De retour à la maison, je me suis senti de plus en plus mal. Toute une semaine, je suis resté couché, sans force, incapable de manger ou de boire.
Quelques jours plus tard, un examen a révélé que j’avais une pneumonie. Bien que le test PCR ait été négatif, mon état s’est encore aggravé, jusqu’à ce que je sois finalement admis à l’hôpital. Les examens ont montré que les poumons étaient déjà atteints à 50%.
Il y eut des moments où je me suis senti vraiment mal, où j’ai pensé que mon ministère se terminait. Mais le Seigneur Jésus m’a fait grâce, car après un certain temps, je me suis senti mieux et j’ai pu quitter l’hôpital.
Je remercie Dieu pour le personnel médical. Médecins et infirmières, tous se sont montrés très patients avec les malades.

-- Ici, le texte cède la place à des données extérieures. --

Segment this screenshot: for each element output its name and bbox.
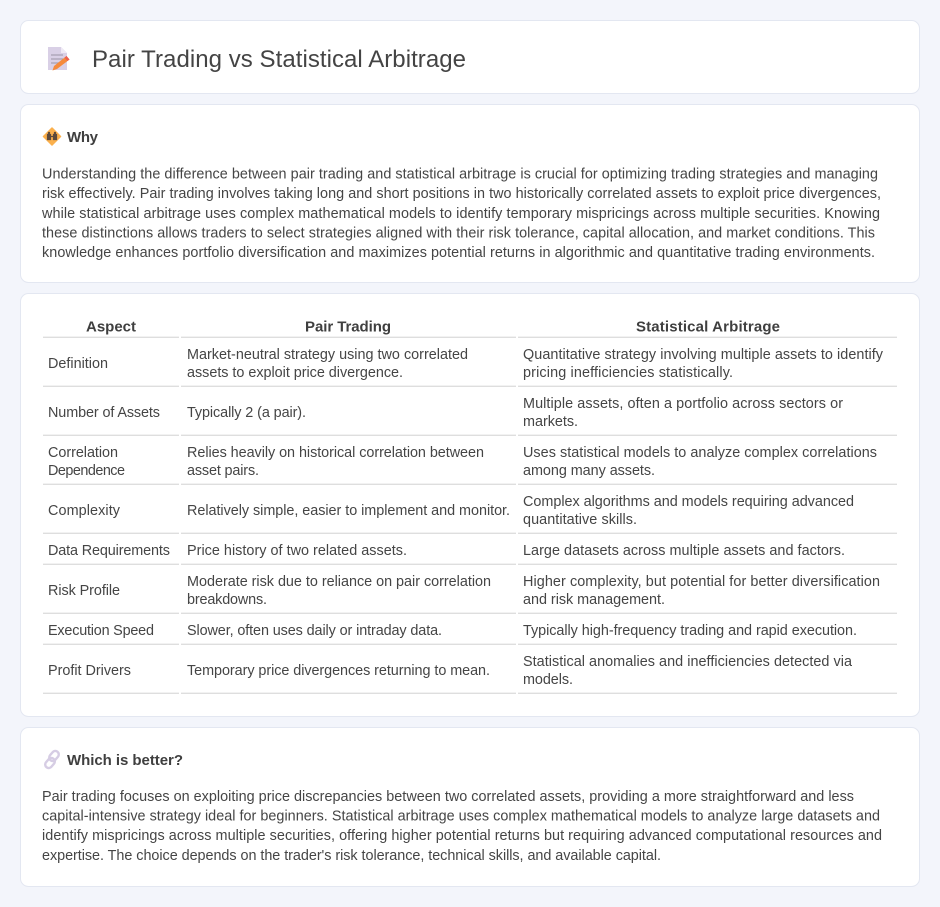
panel: header xyxy=(20,20,920,94)
row: data requirements: Price history of two related assets. xyxy=(187,543,407,559)
row: number of assets: Multiple assets, often a portfolio across sectors or xyxy=(523,396,843,412)
row: risk profile: Risk Profile xyxy=(48,583,120,599)
row: profit drivers: Statistical anomalies and inefficiencies detected via xyxy=(523,654,852,670)
row: risk profile: and risk management. xyxy=(523,592,665,608)
icon: warning diamond xyxy=(44,128,60,145)
row: execution speed: Slower, often uses daily or intraday data. xyxy=(187,623,442,639)
text block: verdict: expertise. The choice depends on the trader's risk tolerance, technical skills, and available capital. xyxy=(42,848,661,864)
panel: comparison table xyxy=(20,294,920,716)
row: risk profile: Moderate risk due to reliance on pair correlation xyxy=(187,574,491,590)
title: Pair Trading vs Statistical Arbitrage xyxy=(92,46,466,73)
row: correlation dependence: Relies heavily on historical correlation between xyxy=(187,445,484,461)
row: complexity: Complexity xyxy=(48,503,121,519)
icon: memo with pencil xyxy=(48,47,70,70)
row: profit drivers: Temporary price divergences returning to mean. xyxy=(187,663,490,679)
row: definition: pricing inefficiencies statistically. xyxy=(523,365,733,381)
row: definition: Market-neutral strategy using two correlated xyxy=(187,347,468,363)
heading: which is better: Which is better? xyxy=(67,752,183,769)
row: data requirements xyxy=(43,543,897,565)
table header row: Statistical Arbitrage xyxy=(636,318,780,336)
row: execution speed xyxy=(43,623,897,645)
row: execution speed: Typically high-frequency trading and rapid execution. xyxy=(523,623,857,639)
row: number of assets: Number of Assets xyxy=(48,405,160,421)
row: complexity xyxy=(43,494,897,534)
row: definition xyxy=(43,347,897,387)
row: number of assets: markets. xyxy=(523,414,578,430)
heading: why: Why xyxy=(67,129,99,146)
row: correlation dependence: Correlation xyxy=(48,445,118,461)
panel: why xyxy=(20,104,920,282)
text block: why explanation: knowledge enhances portfolio diversification and maximizes potential returns in algorithmic and quantitative trading environments. xyxy=(42,245,875,261)
row: number of assets: Typically 2 (a pair). xyxy=(187,405,306,421)
text block: verdict: Pair trading focuses on exploiting price discrepancies between two correlated assets, providing a more straightforward and less xyxy=(42,789,854,805)
row: complexity: Complex algorithms and models requiring advanced xyxy=(523,494,854,510)
row: correlation dependence xyxy=(43,445,897,485)
row: number of assets xyxy=(43,396,897,436)
text block: verdict xyxy=(42,789,882,864)
table header row: Pair Trading xyxy=(305,318,391,336)
row: data requirements: Large datasets across multiple assets and factors. xyxy=(523,543,845,559)
text block: verdict: identify mispricings across multiple securities, offering higher potential returns but requiring advanced computational resources and xyxy=(42,828,882,844)
row: correlation dependence: asset pairs. xyxy=(187,463,259,479)
row: profit drivers: models. xyxy=(523,672,573,688)
row: profit drivers xyxy=(43,654,897,694)
row: profit drivers: Profit Drivers xyxy=(48,663,131,679)
text block: why explanation: these distinctions allows traders to select strategies aligned with their risk tolerance, capital allocation, and market conditions. This xyxy=(42,225,875,241)
panel: which is better xyxy=(20,728,920,886)
row: complexity: quantitative skills. xyxy=(523,512,637,528)
row: definition: Definition xyxy=(48,356,108,372)
text block: verdict: capital-intensive strategy ideal for beginners. Statistical arbitrage uses complex mathematical models to analyze large datasets and xyxy=(42,809,880,825)
row: risk profile: breakdowns. xyxy=(187,592,267,608)
table header row: Aspect xyxy=(86,318,136,336)
text block: why explanation: risk effectively. Pair trading involves taking long and short positions in two historically correlated assets to exploit price divergences, xyxy=(42,186,881,202)
row: risk profile: Higher complexity, but potential for better diversification xyxy=(523,574,880,590)
row: risk profile xyxy=(43,574,897,614)
icon: link xyxy=(44,750,60,769)
table header row xyxy=(43,318,897,338)
row: complexity: Relatively simple, easier to implement and monitor. xyxy=(187,503,510,519)
row: correlation dependence: Dependence xyxy=(48,463,125,479)
row: correlation dependence: Uses statistical models to analyze complex correlations xyxy=(523,445,877,461)
row: correlation dependence: among many assets. xyxy=(523,463,655,479)
text block: why explanation: while statistical arbitrage uses complex mathematical models to identify temporary mispricings across multiple securities. Knowing xyxy=(41,206,880,222)
row: definition: assets to exploit price divergence. xyxy=(187,365,403,381)
text block: why explanation xyxy=(41,167,881,261)
text block: why explanation: Understanding the difference between pair trading and statistical arbitrage is crucial for optimizing trading strategies and managing xyxy=(42,167,878,183)
row: data requirements: Data Requirements xyxy=(48,543,170,559)
row: definition: Quantitative strategy involving multiple assets to identify xyxy=(523,347,884,363)
row: execution speed: Execution Speed xyxy=(48,623,154,639)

Je ne peux même pas imaginer ce qu’ils doivent endurer chaque jour dans leurs vêtements de protection.
Témoigner de Jésus-Christ à l’hôpital de Yakoutsk
Je crois que Dieu a conduit les choses pour que je passe un temps à l’hôpital et qu’ainsi certaines personnes puissent entendre le message du salut en Jésus-Christ.
Je leur ai parlé du Sauveur, de son amour et de son sacrifice, de sa mort sur la croix et de sa résurrection, du mieux que j’ai pu.

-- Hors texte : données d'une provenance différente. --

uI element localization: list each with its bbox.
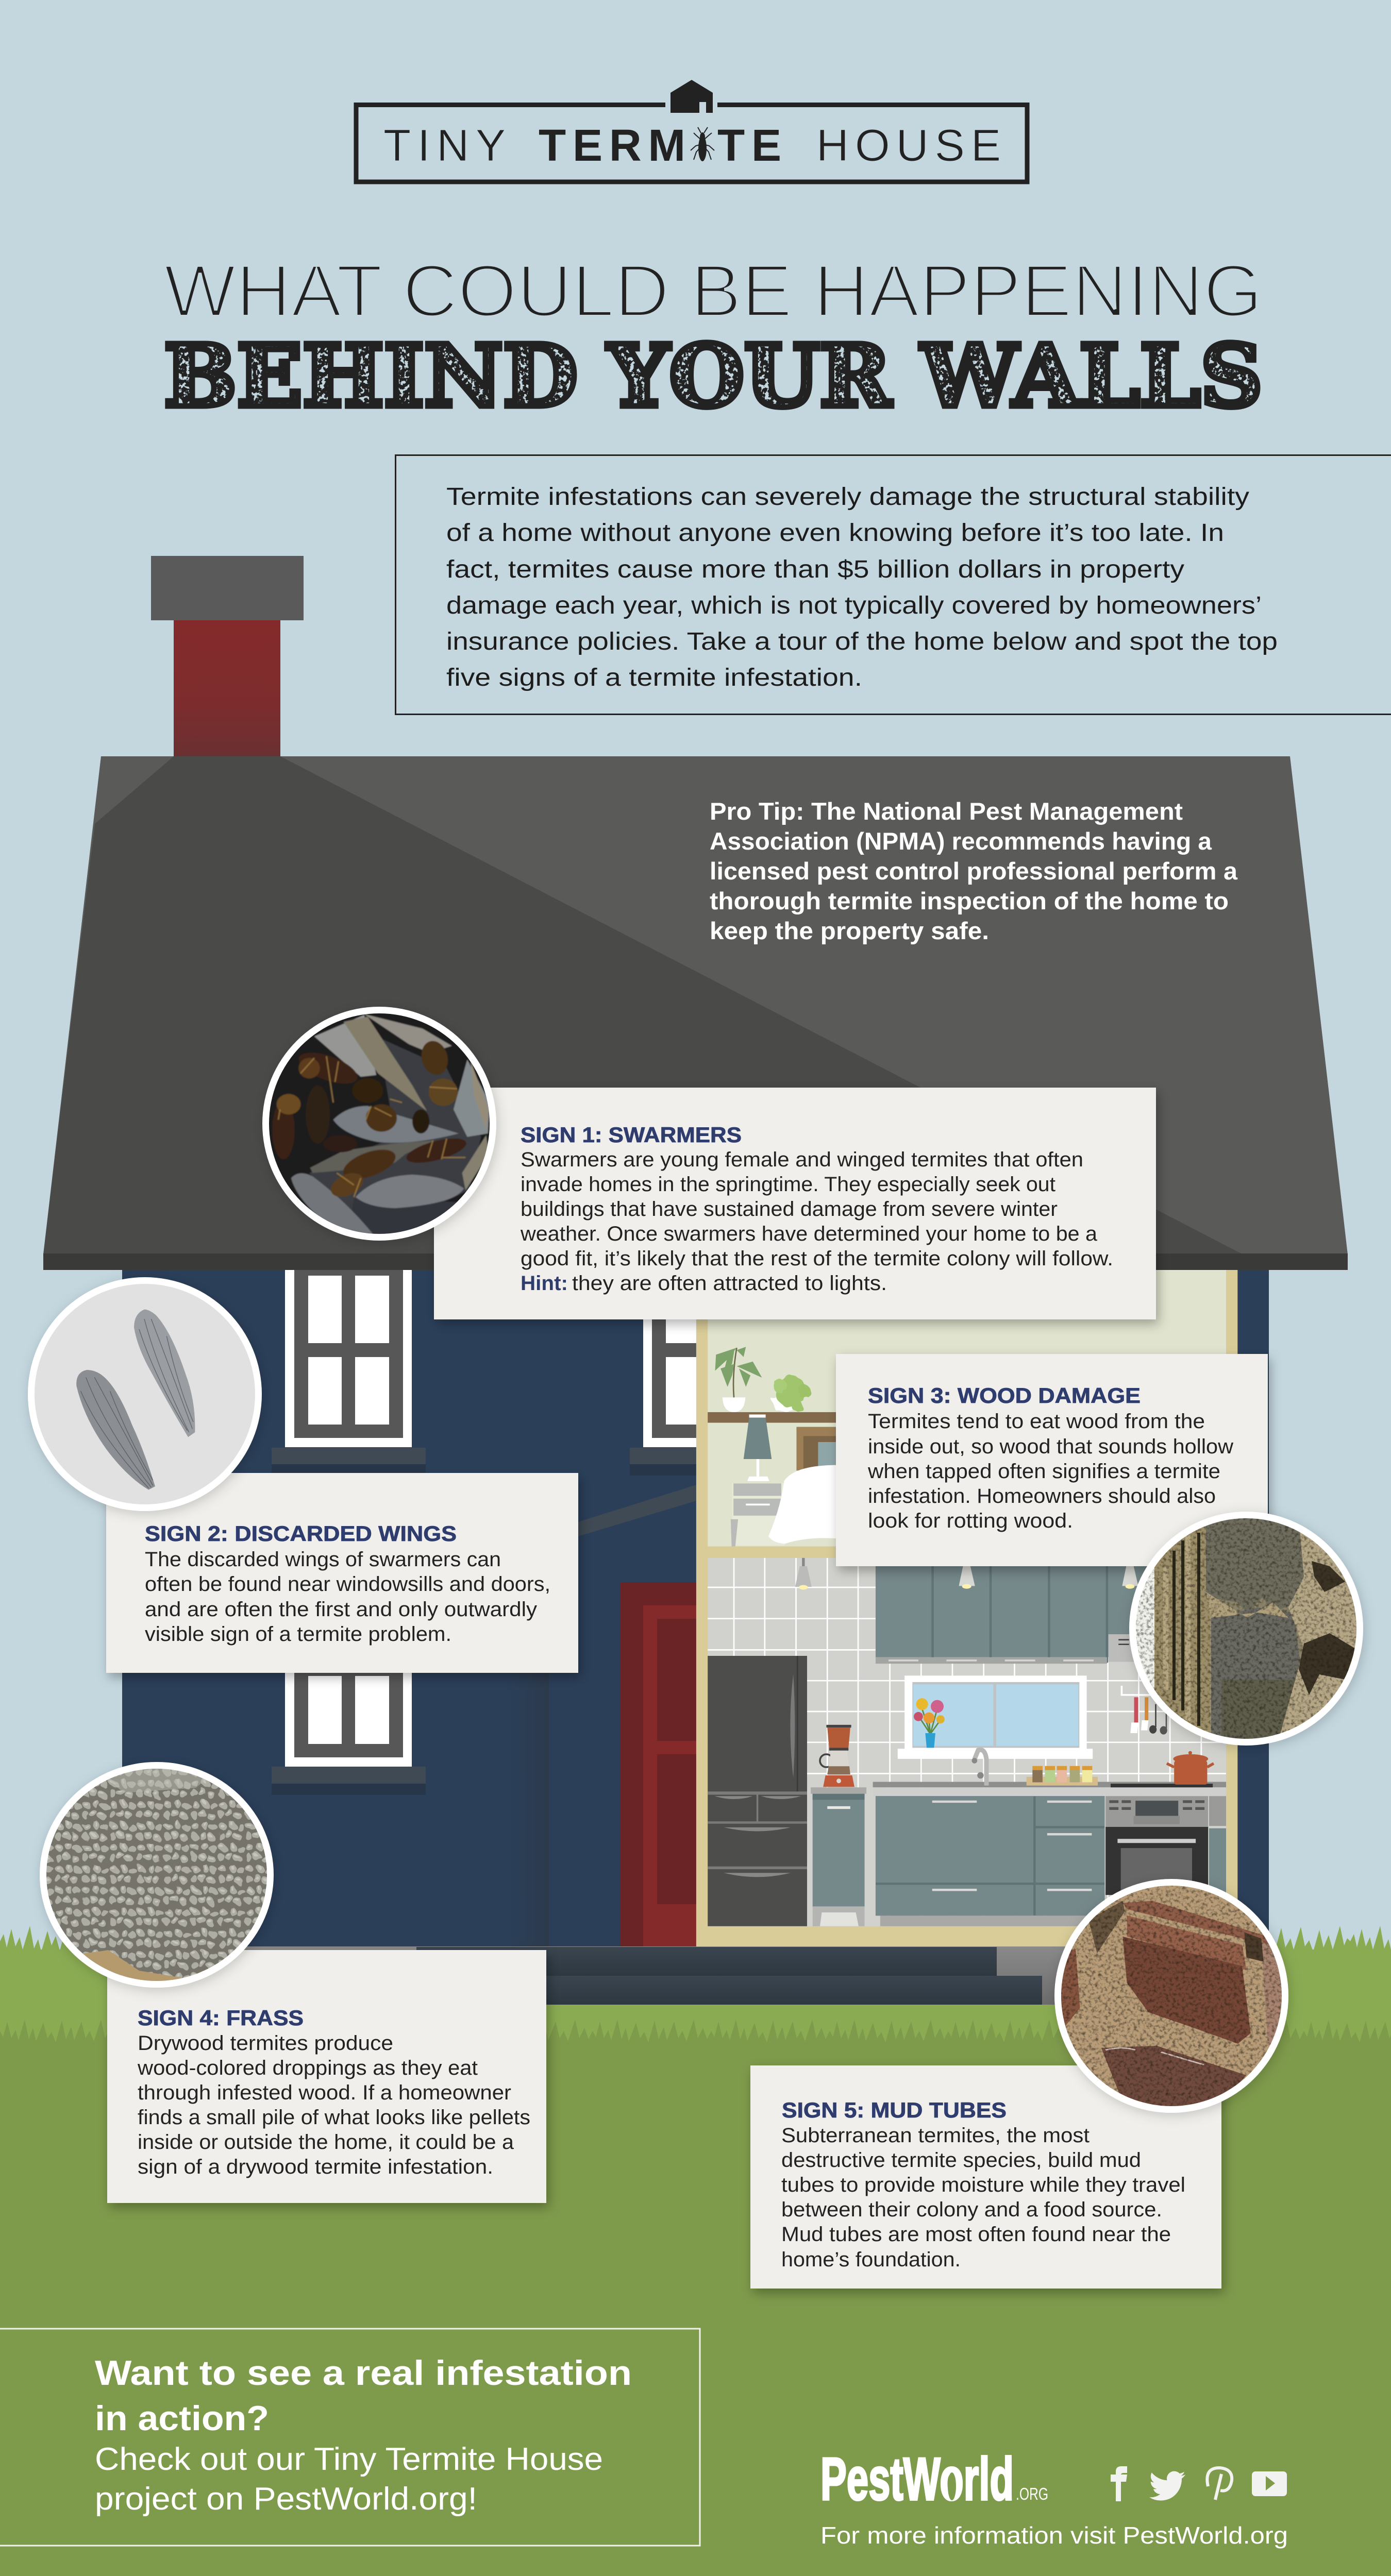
icon: mud tubes photo <box>1054 1877 1289 2113</box>
logo word: term: TERM <box>539 121 685 171</box>
ceiling lights <box>795 1558 1138 1589</box>
sign 2 body: and are often the first and only outwardly <box>145 1598 537 1621</box>
cutaway interior <box>696 1267 1237 1946</box>
call to action text <box>95 2442 603 2517</box>
sign 2 body <box>145 1548 550 1646</box>
roof shadow <box>43 756 1243 1255</box>
sign 3 body: Termites tend to eat wood from the <box>868 1410 1205 1433</box>
sign 5 body <box>781 2124 1185 2271</box>
lower cabinets <box>876 1796 1230 1926</box>
eave band <box>43 1253 1348 1270</box>
bed <box>768 1427 838 1544</box>
icon: swarmers photo <box>258 999 505 1247</box>
sign 1 body: they are often attracted to lights. <box>572 1272 887 1295</box>
logo word: te: TE <box>717 121 781 171</box>
sign 3 body: inside out, so wood that sounds hollow <box>868 1435 1233 1458</box>
call to action text: Check out our Tiny Termite House <box>95 2442 603 2477</box>
icon: youtube <box>1252 2471 1287 2496</box>
panel: sign 3 wood damage <box>836 1354 1268 1566</box>
intro text box: insurance policies. Take a tour of the home below and spot the top <box>446 628 1278 655</box>
plant: bush <box>770 1376 811 1412</box>
chimney <box>151 556 304 757</box>
sign 4 body: sign of a drywood termite infestation. <box>138 2156 493 2178</box>
spice jars <box>1027 1768 1098 1786</box>
front steps <box>245 1946 1211 2005</box>
lawn <box>0 1950 1391 2576</box>
icon: termite <box>691 127 714 161</box>
title <box>164 249 1263 427</box>
logo word: tiny: TINY <box>383 121 506 171</box>
roof <box>43 756 1348 1270</box>
hanging utensils <box>1121 1686 1167 1735</box>
title line 2: BEHIND YOUR WALLS <box>164 326 1263 427</box>
faucet <box>971 1750 986 1786</box>
intro text box: Termite infestations can severely damage the structural stability <box>446 483 1249 511</box>
sign 4 body: inside or outside the home, it could be a <box>138 2131 514 2154</box>
flowers in vase <box>914 1698 945 1748</box>
logo word: house: HOUSE <box>816 121 1001 171</box>
window: upper left <box>272 1270 426 1476</box>
cooking pot <box>1111 1751 1214 1787</box>
logo: Tiny Termite House <box>356 80 1027 182</box>
sign 3 body: when tapped often signifies a termite <box>867 1460 1220 1483</box>
pro tip: keep the property safe. <box>710 917 989 944</box>
sign 4 body: wood-colored droppings as they eat <box>137 2057 478 2079</box>
sign 1 body: buildings that have sustained damage from severe winter <box>521 1198 1058 1221</box>
panel: sign 4 frass <box>107 1950 546 2203</box>
kitchen window <box>898 1675 1093 1759</box>
sign 4 body: Drywood termites produce <box>138 2032 393 2055</box>
bedside lamp <box>744 1414 772 1481</box>
sign 5 body: tubes to provide moisture while they travel <box>781 2174 1185 2196</box>
panel: sign 1 swarmers <box>434 1088 1156 1319</box>
icon: facebook <box>1111 2466 1127 2501</box>
panel: sign 5 mud tubes <box>750 2065 1221 2289</box>
intro text box: damage each year, which is not typically covered by homeowners’ <box>446 592 1262 619</box>
sign 1 heading: SIGN 1: SWARMERS <box>521 1123 742 1147</box>
plant: palm <box>715 1347 762 1412</box>
PestWorld logo: PestWorld <box>820 2445 1014 2513</box>
sign 5 body: between their colony and a food source. <box>781 2198 1162 2221</box>
window: lower left <box>272 1649 426 1795</box>
refrigerator <box>708 1656 807 1926</box>
intro text box <box>396 455 1391 714</box>
sign 2 body: often be found near windowsills and doors, <box>145 1573 550 1596</box>
tile wall <box>708 1558 1226 1926</box>
sign 4 body: through infested wood. If a homeowner <box>138 2081 511 2104</box>
intro text box: fact, termites cause more than $5 billion dollars in property <box>446 556 1184 583</box>
sign 1 body: Swarmers are young female and winged termites that often <box>521 1148 1083 1171</box>
sign 2 body: visible sign of a termite problem. <box>145 1623 451 1646</box>
sign 5 heading: SIGN 5: MUD TUBES <box>782 2098 1007 2122</box>
sign 5 body: destructive termite species, build mud <box>781 2149 1141 2172</box>
nightstand <box>731 1483 785 1547</box>
upper grass <box>0 1926 1391 1957</box>
pro tip: Pro Tip: The National Pest Management <box>710 798 1183 825</box>
sign 1 body <box>520 1148 1113 1295</box>
icon: pinterest <box>1207 2468 1232 2500</box>
oven <box>1105 1796 1226 1895</box>
house walls <box>122 1270 1269 1947</box>
window: upper right <box>630 1270 784 1476</box>
icon: wood damage photo <box>1129 1512 1363 1745</box>
title line 2: BEHIND YOUR WALLS <box>164 326 1263 427</box>
intro text box: five signs of a termite infestation. <box>446 664 862 691</box>
cutaway frame <box>696 1267 1237 1946</box>
sign 2 body: The discarded wings of swarmers can <box>145 1548 501 1571</box>
call to action text: project on PestWorld.org! <box>95 2481 477 2517</box>
title line 1: WHAT COULD BE HAPPENING <box>164 249 1263 332</box>
sign 5 body: home’s foundation. <box>781 2248 961 2271</box>
sign 3 heading: SIGN 3: WOOD DAMAGE <box>868 1383 1141 1408</box>
side cabinet <box>811 1787 866 1926</box>
icon: discarded wings photo <box>28 1277 262 1511</box>
pro tip: thorough termite inspection of the home to <box>710 887 1229 914</box>
icon: logo house <box>671 80 713 113</box>
counter <box>873 1782 1226 1796</box>
PestWorld logo: .ORG <box>1016 2484 1048 2503</box>
pro tip <box>710 798 1238 944</box>
sign 1 body: Hint: <box>521 1272 568 1295</box>
sign 3 body: look for rotting wood. <box>868 1510 1073 1532</box>
call to action heading <box>95 2353 632 2438</box>
icon: twitter <box>1149 2471 1185 2501</box>
floor divider <box>708 1547 1226 1558</box>
call to action heading: in action? <box>95 2399 269 2438</box>
footer link text: For more information visit PestWorld.org <box>820 2522 1288 2549</box>
coffee maker <box>820 1725 854 1787</box>
sign 5 body: Subterranean termites, the most <box>781 2124 1090 2147</box>
sign 3 body: infestation. Homeowners should also <box>868 1485 1216 1507</box>
panel: sign 2 discarded wings <box>106 1473 578 1673</box>
sign 1 body: weather. Once swarmers have determined your home to be a <box>520 1223 1098 1245</box>
icon: frass photo <box>40 1762 274 1989</box>
shelf <box>708 1412 836 1423</box>
sign 4 heading: SIGN 4: FRASS <box>138 2006 304 2030</box>
upper cabinets <box>876 1566 1152 1664</box>
intro text box: of a home without anyone even knowing before it’s too late. In <box>446 519 1224 547</box>
sign 5 body: Mud tubes are most often found near the <box>781 2223 1171 2246</box>
pro tip: Association (NPMA) recommends having a <box>710 827 1212 855</box>
sign 4 body: finds a small pile of what looks like pellets <box>138 2106 530 2129</box>
sign 4 body <box>137 2032 530 2178</box>
sign 2 heading: SIGN 2: DISCARDED WINGS <box>145 1521 457 1546</box>
bedroom wall <box>708 1267 1226 1547</box>
call to action box <box>0 2329 700 2546</box>
sign 1 body: good fit, it’s likely that the rest of the termite colony will follow. <box>521 1247 1113 1270</box>
sign 3 body <box>867 1410 1233 1532</box>
front door <box>621 1582 708 1947</box>
pro tip: licensed pest control professional perform a <box>710 857 1238 885</box>
sign 1 body: invade homes in the springtime. They especially seek out <box>521 1173 1055 1196</box>
call to action heading: Want to see a real infestation <box>95 2353 632 2393</box>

Nous, les chrétiens, nous nous savons appelés à parler à tous de l’amour de Dieu, où que nous nous trouvions.
Les malades et les visiteurs ont volontiers écouté mon témoignage et accepté avec plaisir les publications chrétiennes, y compris des Nouveaux Testaments.
Pour ceux qui vivent sans Dieu dans leur cœur et sans espoir pour l’éternité, chaque moment de la vie est un véritable danger, car ils pourraient mourir sans avoir pu mettre leur vie en règle avec Dieu et avoir reçu sa paix dans leur cœur.
Vos prières nous sont indispensables!
Je remercie tous les frères et sœurs pour leur prière et pour la part qu’ils prennent à notre ministère, et je voudrais les encourager à tout remettre entre les mains de notre Seigneur Jésus-Christ !
Veuillez également prier pour l’action d’évangélisation en Arctique qui se prolonge d’une manière suivie.